Personal betrayals and profound disappointments mark her life. The first came when her father's fellow generals, men she had been raised to call "uncle," jailed him and let him die in prison, ignoring the family's pleas that he be freed. The second came when she was in exile in East Germany. Her lover, Jaime López, returned to Chile, was captured by the secret police and, under torture, gave up the underground Socialist Party structure.

Today, with Chile's economy expanding and political instability just a memory, Ms. Bachelet will inherit a situation much to her advantage when she takes office in March.

But Ms. Johnson Sirleaf faces huge challenges. Liberia's roads, schools and hospitals are in ruin after 14 years of war.

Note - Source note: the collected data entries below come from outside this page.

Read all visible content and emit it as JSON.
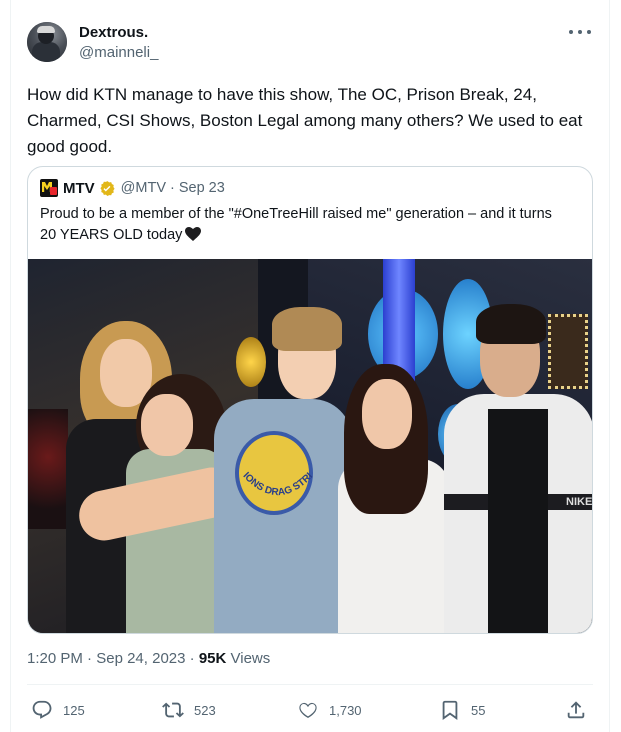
{
  "tweet": {
    "author": {
      "display_name": "Dextrous.",
      "handle": "@mainneli_"
    },
    "text": "How did KTN manage to have this show, The OC, Prison Break, 24, Charmed, CSI Shows, Boston Legal among many others? We used to eat good good.",
    "time": "1:20 PM",
    "date": "Sep 24, 2023",
    "views_count": "95K",
    "views_label": "Views",
    "more_icon": "more-horizontal-icon"
  },
  "quote": {
    "name": "MTV",
    "handle": "@MTV",
    "date": "Sep 23",
    "text": "Proud to be a member of the \"#OneTreeHill raised me\" generation – and it turns 20 YEARS OLD today",
    "emoji": "black-heart-icon",
    "verified_color": "#e2b719",
    "photo_print_text": "LIONS DRAG STRIP",
    "jacket_text": "NIKE"
  },
  "actions": {
    "replies": "125",
    "retweets": "523",
    "likes": "1,730",
    "bookmarks": "55"
  },
  "colors": {
    "text_primary": "#0f1419",
    "text_secondary": "#536471",
    "border": "#cfd9de"
  }
}
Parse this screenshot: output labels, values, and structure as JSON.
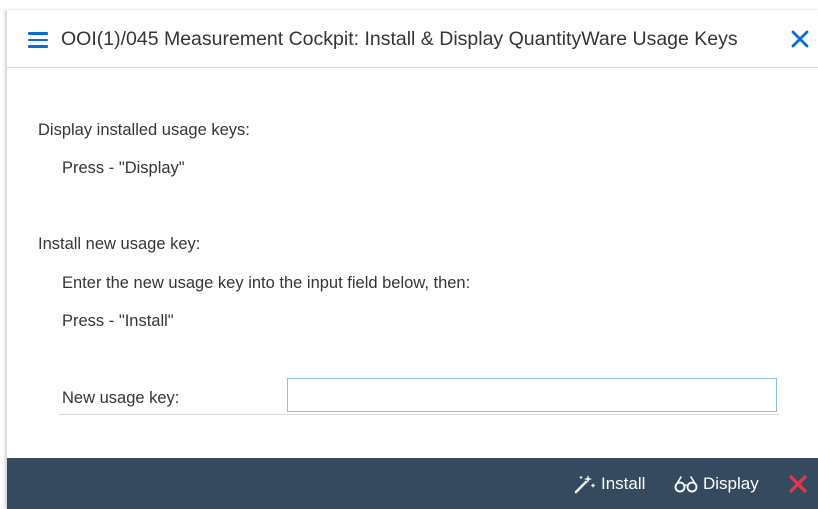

Though peace has arrived, trouble in West Africa is never far away - as last week's sudden resumption of violence in Ivory Coast showed.

Ms. Bachelet has promised a more inclusive cabinet and more women in top jobs. "We are going to have a new style in national politics, with more dialogue and participation," she vowed in her victory speech.

As in Liberia - where the crowd at Ms. Johnson Sirleaf's inauguration was exuberant in expressing hopes for "Mama" - the crowds in Chile gave a clear sign of what is expected of their new leader.

Any other Chilean politician would almost certainly have honored old custom and greeted the men before the women: "Chilenos y Chilenas." Ms. Bachelet reversed the order, calling out, "Chilenas y Chilenos."

The women in the crowd broke into ecstatic cheers.

Lydia Polgreen reported from Monrovia for this article and Larry Rohter from Santiago, Chile.